Shell ... providing a boost to the dull M&A market

Despite an ample supply of oil and gas assets on the market due to low oil prices, the overall merger and acquisition (M&A) deal count in the upstream energy sector plunged in 2015 as the weakness and volatility in oil prices made it difficult for buyers and sellers to achieve consensus on value and outlook.

These findings come from new analysis by IHS, the leading global source of critical information and insight.

Despite the boost from Shell’s $85 billion agreement to take over BG Group, total transaction value for global upstream oil and gas M&A deals in 2015 declined 22 per cent to $143 billion from $184 billion in 2014, when transaction value rose 30 per cent year-over-year. In 2015, several large, unsolicited corporate takeover bids were rejected and asset deal value fell to a 10-year low.
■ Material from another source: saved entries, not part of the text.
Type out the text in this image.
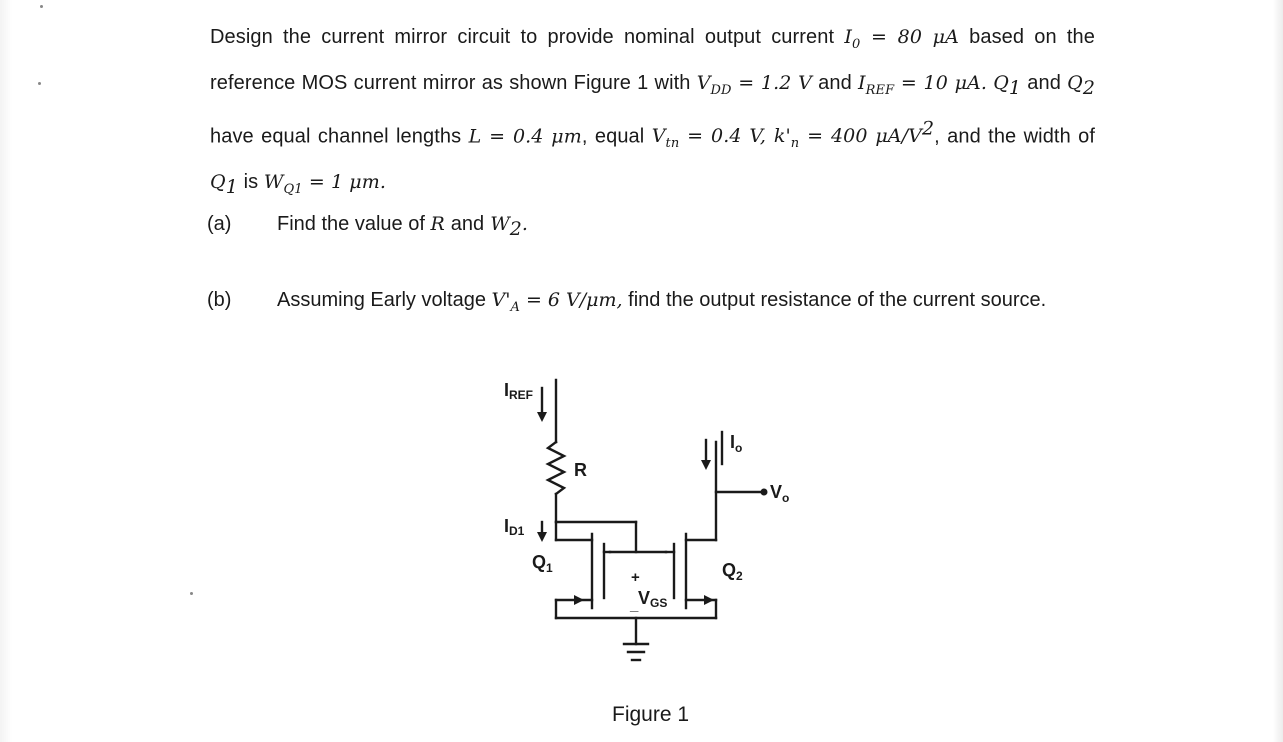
Design the current mirror circuit to provide nominal output current $I_0 = 80$ μA based on the
reference MOS current mirror as shown Figure 1 with $V_{DD} = 1.2$ V and $I_{REF} = 10$ μA. $Q_1$ and $Q_2$
have equal channel lengths L = 0.4 μm, equal $V_{tn} = 0.4$ V, $k'_n = 400$ $\mu A/V^2$, and the width of
$Q_1$ is $W_{Q1} = 1$ μm.
(a) Find the value of R and $W_2$.
(b) Assuming Early voltage $V'_A = 6$ V/μm, find the output resistance of the current source.
IREF
R
$I_o$
$V_o$
ID1
$Q_1$	$Q_2$
+
_ VGS
Figure 1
“Unstable oil prices caused outlook uncertainty in 2015, and this lack of stability, a key ingredient for buyers and sellers to reach consensus, caused fewer deals to be reached,” said Christopher Sheehan, director of energy M&A research at IHS, and lead author of the IHS Energy Global Upstream M & A Review. “There continues to be a wide disconnect between potential acquirers and sellers regarding valuations of the huge supply of assets on the market that vary in quality. At the same time, corporate takeover targets that suffered severe share price declines are reluctant to sell at modest current premiums in a weak market.”

“During 2015, traditional funding avenues remained generally available for E&Ps, lessening the pressure to consolidate,” Sheehan said. “However, we believe the likelihood for wider consolidation in the oil and gas industry will increase in 2016 as producers face further financial pain and will have more constrained financing options due to persistently weak oil prices.”

The softness in deal activity during the final two months of 2014 carried over into early 2015, the IHS report noted, and while oil prices and deal flow briefly rebounded in the spring, volatile and declining crude prices during the remainder of 2015 kept many potential buyers and sellers on the sidelines.

According to IHS Energy M&A research, worldwide deal count (which includes both asset deals and corporate deals) fell by nearly 50 per cent in 2015 to the lowest level since 2001.

Asset deals represented 80 per cent of total deals, but the number of both worldwide asset and corporate transactions fell steeply. Corporate deal count plunged to a 20-year low, IHS noted.

A significant development in 2015 was the emergence of more than $60 billion in unsolicited corporate takeover bids by larger, financially-stable companies that targeted more distressed peers.